The Guardian reported that the company and its subsidiaries hold at least 400 contracts across the public sector - from healthcare in prisons to school immunisation programmes.
According to the newspaper, NHS services contracted out include: sexual health services in the north-east of England, some GP surgeries in Essex, healthcare in a number of low-category prisons and a contract with NHS England to give school flu jabs in Devon.
Commenting on the analysis, Dr Robert Harwood (pictured), chairman of the British Medical Association's consultants committee, said: "We firmly believe that the NHS should be publicly funded and publicly provided, and that ultimately the introduction of a competitive procurement framework has been, and will continue to be, detrimental to the health service.
"Patient care simply cannot take second place to finances nor damaging legislation. At a time when the NHS is facing huge financial pressure, it is vital that taxpayers' money is used to support overstretched NHS services to provide high-quality, safe care to patients, not to fund multimillion-pound private contracts."
Sara Gorton, the head of health at the trade union Unison, told the newspaper: "The company has been so keen to get a foothold in healthcare, it's even been prepared to go to court to win contracts, moves that have cost the NHS dearly."
Labour's shadow health minister Justin Madders said: "The Tories' expansion of the internal market has led to one third of contracts being awarded to private providers since the Health and Social Care Act.

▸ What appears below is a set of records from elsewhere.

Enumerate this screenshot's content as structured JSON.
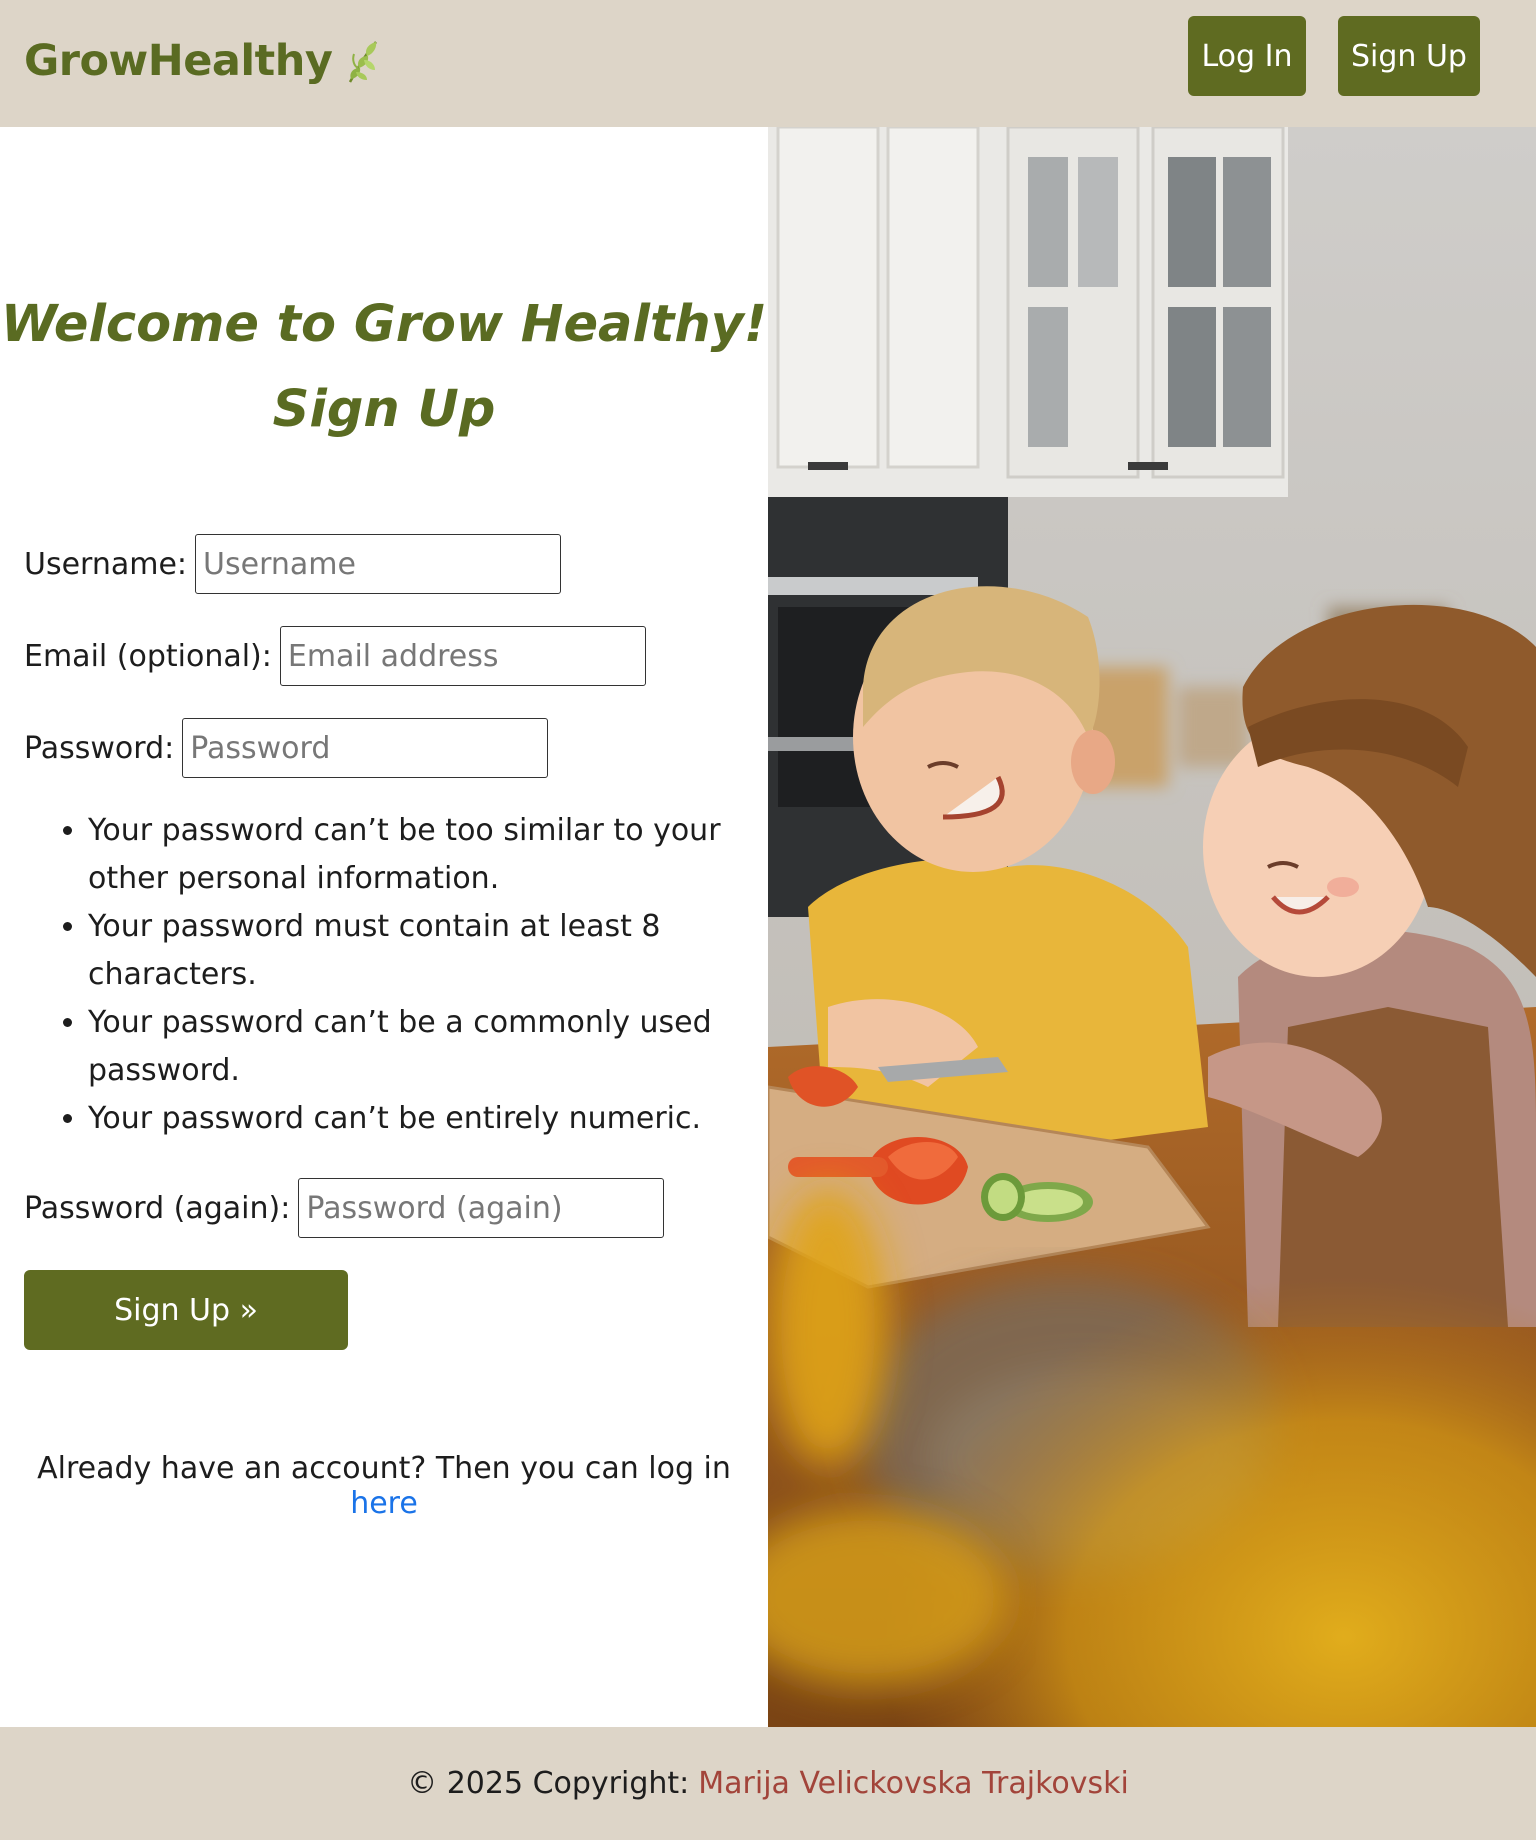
{
  "header": {
    "brand": "GrowHealthy",
    "brand_icon": "leaf-icon",
    "login_label": "Log In",
    "signup_label": "Sign Up"
  },
  "main": {
    "title": "Welcome to Grow Healthy!",
    "subtitle": "Sign Up",
    "fields": {
      "username": {
        "label": "Username:",
        "placeholder": "Username",
        "value": ""
      },
      "email": {
        "label": "Email (optional):",
        "placeholder": "Email address",
        "value": ""
      },
      "password": {
        "label": "Password:",
        "placeholder": "Password",
        "value": ""
      },
      "password_again": {
        "label": "Password (again):",
        "placeholder": "Password (again)",
        "value": ""
      }
    },
    "password_rules": [
      "Your password can’t be too similar to your other personal information.",
      "Your password must contain at least 8 characters.",
      "Your password can’t be a commonly used password.",
      "Your password can’t be entirely numeric."
    ],
    "submit_label": "Sign Up »",
    "login_hint": "Already have an account? Then you can log in",
    "login_link": "here"
  },
  "photo": {
    "subject": "two-children-cooking-photo"
  },
  "footer": {
    "copyright": "© 2025 Copyright:",
    "author": "Marija Velickovska Trajkovski"
  },
  "colors": {
    "brand_green": "#5f6b21",
    "header_bg": "#ddd5c8",
    "link_blue": "#1a73e8",
    "author_red": "#a2443a"
  }
}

Some of these contracts are vast and their failures have wasted millions of pounds of public money.
"After the biggest funding squeeze in NHS history it is essential that every penny is going to frontline services and to improving patient care, rather than padding out private profits."

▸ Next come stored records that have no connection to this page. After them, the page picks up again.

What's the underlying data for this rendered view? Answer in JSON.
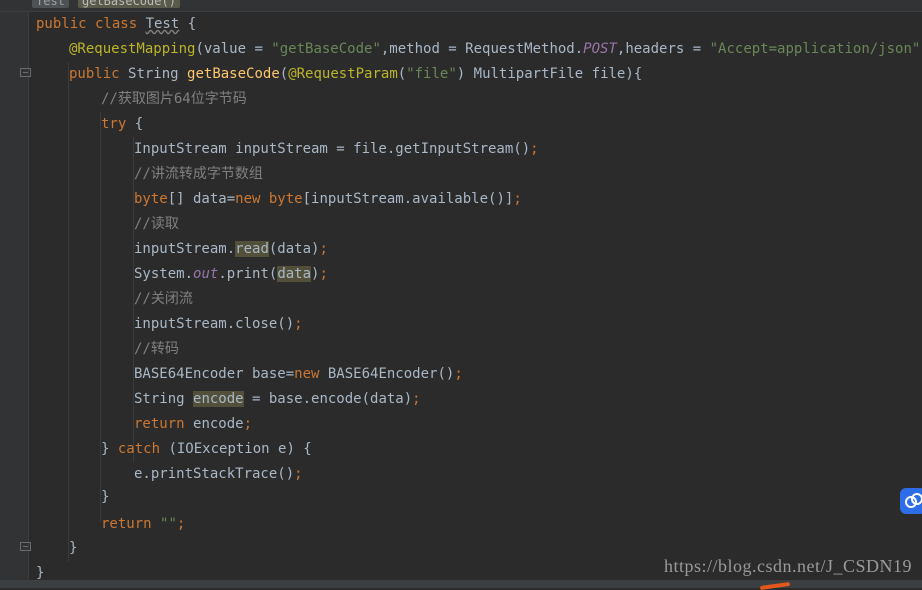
{
  "breadcrumb": {
    "items": [
      "Test",
      "getBaseCode()"
    ]
  },
  "watermark": "https://blog.csdn.net/J_CSDN19",
  "code": {
    "l1_kw": "public class ",
    "l1_class": "Test",
    "l1_rest": " {",
    "l2_ann": "@RequestMapping",
    "l2_a": "(value = ",
    "l2_s1": "\"getBaseCode\"",
    "l2_b": ",method = RequestMethod.",
    "l2_field": "POST",
    "l2_c": ",headers = ",
    "l2_s2": "\"Accept=application/json\"",
    "l2_d": ")",
    "l3_kw": "public ",
    "l3_a": "String ",
    "l3_fn": "getBaseCode",
    "l3_b": "(",
    "l3_ann": "@RequestParam",
    "l3_c": "(",
    "l3_s": "\"file\"",
    "l3_d": ") MultipartFile file){",
    "l4_cm": "//获取图片64位字节码",
    "l5_kw": "try",
    "l5_a": " {",
    "l6_a": "InputStream inputStream = file.getInputStream()",
    "l6_semi": ";",
    "l7_cm": "//讲流转成字节数组",
    "l8_kw1": "byte",
    "l8_a": "[] data=",
    "l8_kw2": "new ",
    "l8_kw3": "byte",
    "l8_b": "[inputStream.available()]",
    "l8_semi": ";",
    "l9_cm": "//读取",
    "l10_a": "inputStream.",
    "l10_hl": "read",
    "l10_b": "(data)",
    "l10_semi": ";",
    "l11_a": "System.",
    "l11_field": "out",
    "l11_b": ".print(",
    "l11_hl": "data",
    "l11_c": ")",
    "l11_semi": ";",
    "l12_cm": "//关闭流",
    "l13_a": "inputStream.close()",
    "l13_semi": ";",
    "l14_cm": "//转码",
    "l15_a": "BASE64Encoder base=",
    "l15_kw": "new ",
    "l15_b": "BASE64Encoder()",
    "l15_semi": ";",
    "l16_a": "String ",
    "l16_hl": "encode",
    "l16_b": " = base.encode(data)",
    "l16_semi": ";",
    "l17_kw": "return ",
    "l17_a": "encode",
    "l17_semi": ";",
    "l18_a": "} ",
    "l18_kw": "catch ",
    "l18_b": "(IOException e) {",
    "l19_a": "e.printStackTrace()",
    "l19_semi": ";",
    "l20_a": "}",
    "l21_kw": "return ",
    "l21_s": "\"\"",
    "l21_semi": ";",
    "l22_a": "}",
    "l23_a": "}"
  }
}
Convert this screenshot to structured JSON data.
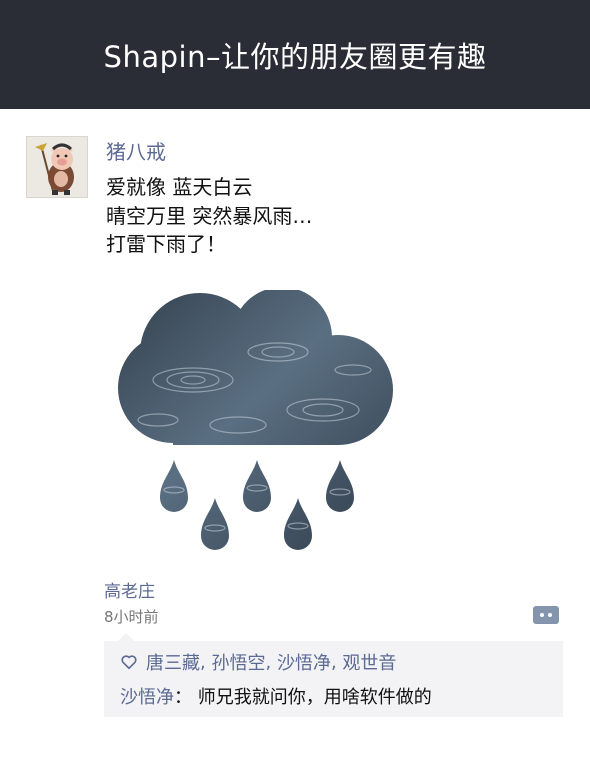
{
  "header": {
    "title": "Shapin–让你的朋友圈更有趣"
  },
  "post": {
    "author": "猪八戒",
    "lines": [
      "爱就像 蓝天白云",
      "晴空万里 突然暴风雨…",
      "打雷下雨了！"
    ],
    "location": "高老庄",
    "time": "8小时前"
  },
  "likes": {
    "names": [
      "唐三藏",
      "孙悟空",
      "沙悟净",
      "观世音"
    ],
    "separator": ","
  },
  "comments": [
    {
      "author": "沙悟净",
      "colon": "：",
      "text": "师兄我就问你，用啥软件做的"
    }
  ],
  "colors": {
    "header_bg": "#2a2d35",
    "link": "#5b6a93",
    "panel_bg": "#f3f3f5"
  },
  "icons": {
    "like": "heart-icon",
    "comment": "comment-icon",
    "avatar": "pig-avatar"
  }
}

Commenting on the story, Theresa May's official spokesman said: "As the Prime Minister has said many times in the chamber, the NHS is not for sale and it never will be.

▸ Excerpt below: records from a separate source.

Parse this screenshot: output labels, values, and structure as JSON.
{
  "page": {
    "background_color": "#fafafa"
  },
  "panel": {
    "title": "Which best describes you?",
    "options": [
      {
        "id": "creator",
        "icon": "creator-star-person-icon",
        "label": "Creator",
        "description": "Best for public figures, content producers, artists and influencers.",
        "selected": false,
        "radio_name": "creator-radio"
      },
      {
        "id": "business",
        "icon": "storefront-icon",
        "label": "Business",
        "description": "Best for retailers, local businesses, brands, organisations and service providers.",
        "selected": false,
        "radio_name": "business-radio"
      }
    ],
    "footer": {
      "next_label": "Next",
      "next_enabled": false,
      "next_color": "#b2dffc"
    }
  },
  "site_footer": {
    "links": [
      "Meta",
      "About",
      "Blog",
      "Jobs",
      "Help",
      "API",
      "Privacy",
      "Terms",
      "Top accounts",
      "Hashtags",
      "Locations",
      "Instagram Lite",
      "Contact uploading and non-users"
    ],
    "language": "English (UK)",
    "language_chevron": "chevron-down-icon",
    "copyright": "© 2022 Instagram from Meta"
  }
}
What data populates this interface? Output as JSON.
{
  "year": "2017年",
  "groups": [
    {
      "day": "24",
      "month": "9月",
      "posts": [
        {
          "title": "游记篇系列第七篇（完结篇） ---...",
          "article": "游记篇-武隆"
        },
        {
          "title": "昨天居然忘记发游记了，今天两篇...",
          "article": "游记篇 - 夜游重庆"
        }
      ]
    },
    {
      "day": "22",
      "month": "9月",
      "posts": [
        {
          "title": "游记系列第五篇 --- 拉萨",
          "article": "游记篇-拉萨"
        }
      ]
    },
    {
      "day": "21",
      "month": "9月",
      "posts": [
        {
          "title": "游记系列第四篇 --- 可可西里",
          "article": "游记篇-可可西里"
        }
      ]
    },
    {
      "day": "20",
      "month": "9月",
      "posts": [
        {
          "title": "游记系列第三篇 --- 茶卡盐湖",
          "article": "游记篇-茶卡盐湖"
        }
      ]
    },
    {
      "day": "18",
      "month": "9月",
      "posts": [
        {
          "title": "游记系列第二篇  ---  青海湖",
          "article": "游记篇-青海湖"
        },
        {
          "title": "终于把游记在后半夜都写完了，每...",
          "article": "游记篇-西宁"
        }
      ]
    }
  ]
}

"As spending on the NHS has increased, private sector spending remains proportionately low and we remain clear that the NHS will remain free at the point of use both now and in the future.
"Any decisions about use of the private sector are taken locally by local doctors who know their patients best."
Union Unite called on MPs on the Health and Social Care Committee to look into private healthcare involvement with the NHS.
Sarah Carpenter, head of health at the union, said: "The Commons health and social care select committee should investigate how Richard Branson's Virgin empire has gobbled up nearly £2bn of NHS contracts in the last five years.
"With the spectre of Carillion still haunting the public sector, the select committee needs to urgently examine whether the NHS and taxpayer is getting value for money from Virgin Care accumulating so many health service contracts.
"The scope of such an inquiry should be widened out to look at private healthcare companies, and the scale and scope of their involvement in the NHS generally, as well as the potential impacts and risks that this may have."
A spokesman for Virgin Care said: "For more than 10 years we have been supporting the NHS and local authorities to deliver health and care services; we have saved the taxpayer millions and delivered the plans asked for by the NHS - 93% of people rating our services say they'd recommend them.
"We have not made a profit to date, investing all money in delivering and improving the services we run and supporting a free, efficient NHS."